Há também registros de comunidades indígenas sendo envolvidas no armazenamento e transporte de cigarros ilegais. O conhecimento territorial estratégico de suas terras é aproveitado para burlar a fiscalização policial.

Estudos da Fundação Getúlio Vargas demonstram que cada ponto percentual de avanço do mercado ilegal de cigarros está associado a centenas de homicídios dolosos, ocorrências de tráfico de drogas e apreensões de armas de fogo por ano. No Paraná, o cigarro ilegal já representa 63% do mercado, mais que o dobro da média nacional.

Dois santos descobertos e nenhum problema resolvido

Existe um ditado popular que traduz bem o que está em jogo. “Não adianta cobrir um santo descobrindo outro.” A sabedoria dessa expressão é que soluções improvisadas apenas transferem o problema de lugar, sem resolvê-lo.

A proposição de desonerar combustíveis e o GLP, onerando os cigarros para compensar, segue exatamente essa lógica.
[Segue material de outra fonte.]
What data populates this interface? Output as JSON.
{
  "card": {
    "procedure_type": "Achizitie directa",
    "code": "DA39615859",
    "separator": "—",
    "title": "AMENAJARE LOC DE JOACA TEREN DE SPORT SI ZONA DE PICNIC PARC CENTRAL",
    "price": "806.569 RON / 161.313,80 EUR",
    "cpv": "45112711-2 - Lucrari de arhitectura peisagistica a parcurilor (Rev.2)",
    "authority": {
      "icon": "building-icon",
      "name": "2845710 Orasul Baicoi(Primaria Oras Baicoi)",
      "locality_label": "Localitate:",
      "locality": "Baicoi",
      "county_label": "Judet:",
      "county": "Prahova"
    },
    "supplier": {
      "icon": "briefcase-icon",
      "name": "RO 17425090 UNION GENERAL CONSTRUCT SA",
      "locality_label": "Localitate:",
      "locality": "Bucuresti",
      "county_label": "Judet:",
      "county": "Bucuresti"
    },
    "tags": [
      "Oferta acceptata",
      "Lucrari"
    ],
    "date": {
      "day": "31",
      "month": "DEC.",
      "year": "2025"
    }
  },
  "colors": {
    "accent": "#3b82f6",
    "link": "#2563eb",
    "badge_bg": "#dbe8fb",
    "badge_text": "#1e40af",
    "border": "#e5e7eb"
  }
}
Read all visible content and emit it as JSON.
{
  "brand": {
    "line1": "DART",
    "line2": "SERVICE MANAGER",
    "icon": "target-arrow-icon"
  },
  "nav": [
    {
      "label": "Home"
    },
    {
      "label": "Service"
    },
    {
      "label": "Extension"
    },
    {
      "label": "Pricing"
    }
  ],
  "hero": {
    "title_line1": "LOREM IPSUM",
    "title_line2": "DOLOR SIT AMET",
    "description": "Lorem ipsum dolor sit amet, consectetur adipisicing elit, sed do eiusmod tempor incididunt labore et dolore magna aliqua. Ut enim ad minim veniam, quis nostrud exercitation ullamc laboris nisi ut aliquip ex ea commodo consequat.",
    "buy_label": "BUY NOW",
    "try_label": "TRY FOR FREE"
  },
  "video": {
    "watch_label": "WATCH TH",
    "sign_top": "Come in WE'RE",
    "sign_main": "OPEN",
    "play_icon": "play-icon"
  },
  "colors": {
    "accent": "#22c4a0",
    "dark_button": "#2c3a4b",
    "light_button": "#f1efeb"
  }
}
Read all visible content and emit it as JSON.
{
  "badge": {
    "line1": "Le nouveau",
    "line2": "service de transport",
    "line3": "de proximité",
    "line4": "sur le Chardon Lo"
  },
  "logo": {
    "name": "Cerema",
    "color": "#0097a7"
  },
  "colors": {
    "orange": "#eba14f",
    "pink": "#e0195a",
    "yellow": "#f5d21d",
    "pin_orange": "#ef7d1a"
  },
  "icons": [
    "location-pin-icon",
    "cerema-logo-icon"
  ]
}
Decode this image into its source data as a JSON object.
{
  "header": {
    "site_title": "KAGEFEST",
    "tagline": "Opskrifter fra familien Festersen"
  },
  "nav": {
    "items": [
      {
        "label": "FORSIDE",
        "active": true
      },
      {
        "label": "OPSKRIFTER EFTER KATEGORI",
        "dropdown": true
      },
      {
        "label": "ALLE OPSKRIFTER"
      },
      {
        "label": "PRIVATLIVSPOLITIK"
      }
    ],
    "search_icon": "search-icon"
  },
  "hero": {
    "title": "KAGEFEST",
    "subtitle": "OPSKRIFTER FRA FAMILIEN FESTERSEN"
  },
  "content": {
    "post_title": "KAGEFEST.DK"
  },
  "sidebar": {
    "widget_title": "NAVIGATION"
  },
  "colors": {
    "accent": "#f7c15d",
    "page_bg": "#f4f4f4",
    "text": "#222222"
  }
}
Mas com um agravante que foge até à metáfora original. Neste caso, os dois santos ficarão descobertos.

A política econômica busca atenuar os impactos da alta dos combustíveis sobre a economia às custas do tabaco, incluindo renda e emprego da cadeia produtiva legal. As evidências, no entanto, apontam que o resultado será o crescimento de dinâmicas mercadológicas ilícitas que vão além da questão fiscal.

O efeito cascata contribui para aumentar o lucro das organizações criminosas e alcança dimensões sociais que nenhuma planilha de compensação fiscal consegue mensurar. Se nenhum “santo ficará coberto” com essa política, é certo que a criminalidade que vive do cigarro estará coberta por completo.

Resta uma questão para reflexão. Não seria mais eficaz cortar gastos do governo para viabilizar a desoneração do mercado de combustíveis e GLP, em vez de transferir o custo para um setor onde o aumento de impostos comprovadamente alimenta o crime organizado?


Pery Shikida é professor doutor da Unioeste e membro do Conselho de Leis do Ranking dos Políticos.